Build one chokepoint, then extend it. Route every model call through a single function. Put caching, retries, logging, cost tracking, and circuit breaking there. You’ll thank yourself the first time you need to swap models or investigate a cost spike.
Prefer tool use over prompt-stuffing. If your prompt exceeds a page of context, Claude is reading things it doesn’t need. Convert data-fetching into tools. Let the model pull on demand. Shorter prompts, better answers, lower cost.
Treat prompts as code. Version them. Diff them. Review them. A prompt change is a behavior change — it deserves the same rigor as a migration.
Put a ceiling on spend before launch. Per-user rate limits. Per-org token budgets. Alerts on anomalous usage. Circuit breakers that disable gracefully instead of draining the account. Do this before the first external user sees the product.
Match the claim to the code. If your architecture doc says “agentic,” the code should contain an agent. If it says “LangGraph orchestration,” there should be a graph. Aspirational documentation is a recruiting liability and an onboarding landmine.
Evals are not optional (but they can start small). You don’t need an eval harness on day one. You do need a shared doc of twenty golden inputs and their expected outputs. Run it before every prompt change. Cheapest quality gate you’ll build.
The 65% pattern
65% is the midpoint across the GenAI platforms audited in 2026. Core product works. Users get value. Architecture claims are aspirational. Cost control is missing. Observability is limited. Retry logic isn’t wired. Streaming resilience isn’t built.

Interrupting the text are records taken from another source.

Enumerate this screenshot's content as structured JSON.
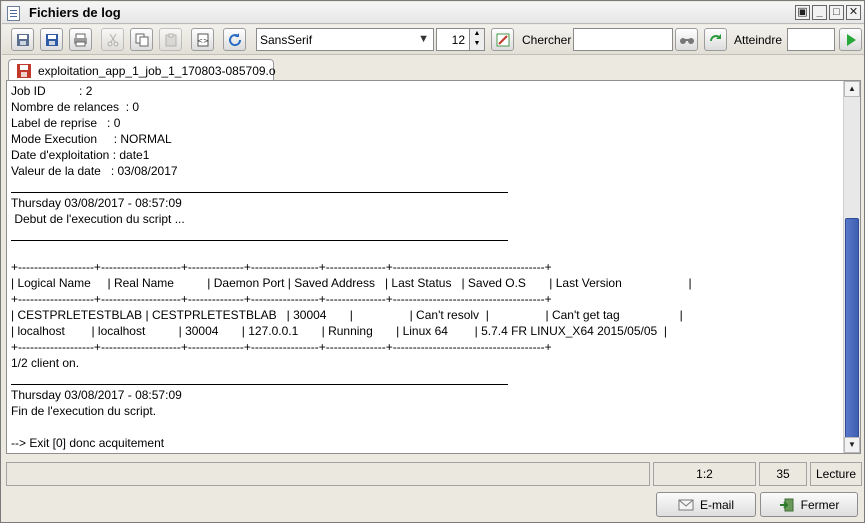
{
  "window": {
    "title": "Fichiers de log",
    "controls": [
      "restore",
      "minimize",
      "maximize",
      "close"
    ]
  },
  "toolbar": {
    "font_family": "SansSerif",
    "font_size": "12",
    "search_label": "Chercher",
    "search_value": "",
    "goto_label": "Atteindre",
    "goto_value": ""
  },
  "tab": {
    "title": "exploitation_app_1_job_1_170803-085709.o"
  },
  "log_lines": [
    "Job ID          : 2",
    "Nombre de relances  : 0",
    "Label de reprise   : 0",
    "Mode Execution     : NORMAL",
    "Date d'exploitation : date1",
    "Valeur de la date   : 03/08/2017",
    "",
    "Thursday 03/08/2017 - 08:57:09",
    " Debut de l'execution du script ...",
    "",
    "",
    "+-------------------+--------------------+--------------+-----------------+---------------+--------------------------------------+",
    "| Logical Name     | Real Name          | Daemon Port | Saved Address   | Last Status   | Saved O.S       | Last Version                    |",
    "+-------------------+--------------------+--------------+-----------------+---------------+--------------------------------------+",
    "| CESTPRLETESTBLAB | CESTPRLETESTBLAB   | 30004       |                 | Can't resolv  |                 | Can't get tag                  |",
    "| localhost        | localhost          | 30004       | 127.0.0.1       | Running       | Linux 64        | 5.7.4 FR LINUX_X64 2015/05/05  |",
    "+-------------------+--------------------+--------------+-----------------+---------------+--------------------------------------+",
    "1/2 client on.",
    "",
    "Thursday 03/08/2017 - 08:57:09",
    "Fin de l'execution du script.",
    "",
    "--> Exit [0] donc acquitement"
  ],
  "status": {
    "message": "",
    "position": "1:2",
    "line_count": "35",
    "mode": "Lecture"
  },
  "buttons": {
    "email": "E-mail",
    "close": "Fermer"
  },
  "colors": {
    "scroll_thumb": "#4566bd",
    "background": "#ece9e1"
  }
}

None of these gaps are exotic. All are easier to add early than to retrofit under load. The difference between a GenAI prototype and a GenAI product is almost entirely in these five decisions.
The takeaway
Building with Claude is fast. Building well with Claude requires engineering discipline plus a handful of LLM-specific practices that are easy to skip and expensive to skip:
- Prompt caching
- Tool use
- Structured output
- Streaming recovery
- Cost ceilings
Treat those five as table stakes. Keep your architecture claims honest. Your MVP will spend less time apologizing and more time delivering the intelligence your users came for.
Frequently asked
What is the 65% readiness gap?
The typical MVP we audit has working core functionality but lacks prompt caching, tool use, structured output, retry logic, and cost ceilings. Each is small individually; collectively they’re the difference between a demo and a shippable product.
Is prompt-stuffing really that bad?
At small scale, no. At production scale, yes. It eats cache opportunities, burns tokens on context the model doesn’t need, and creates the same coupling patterns that produce Spaghetti AI in larger systems.
How do you enforce cost ceilings without breaking UX?
Per-user token budgets with graceful degradation when a user hits the ceiling, the system returns a cached response or a simpler model, not an error. Per-org circuit breakers handle the anomaly cases.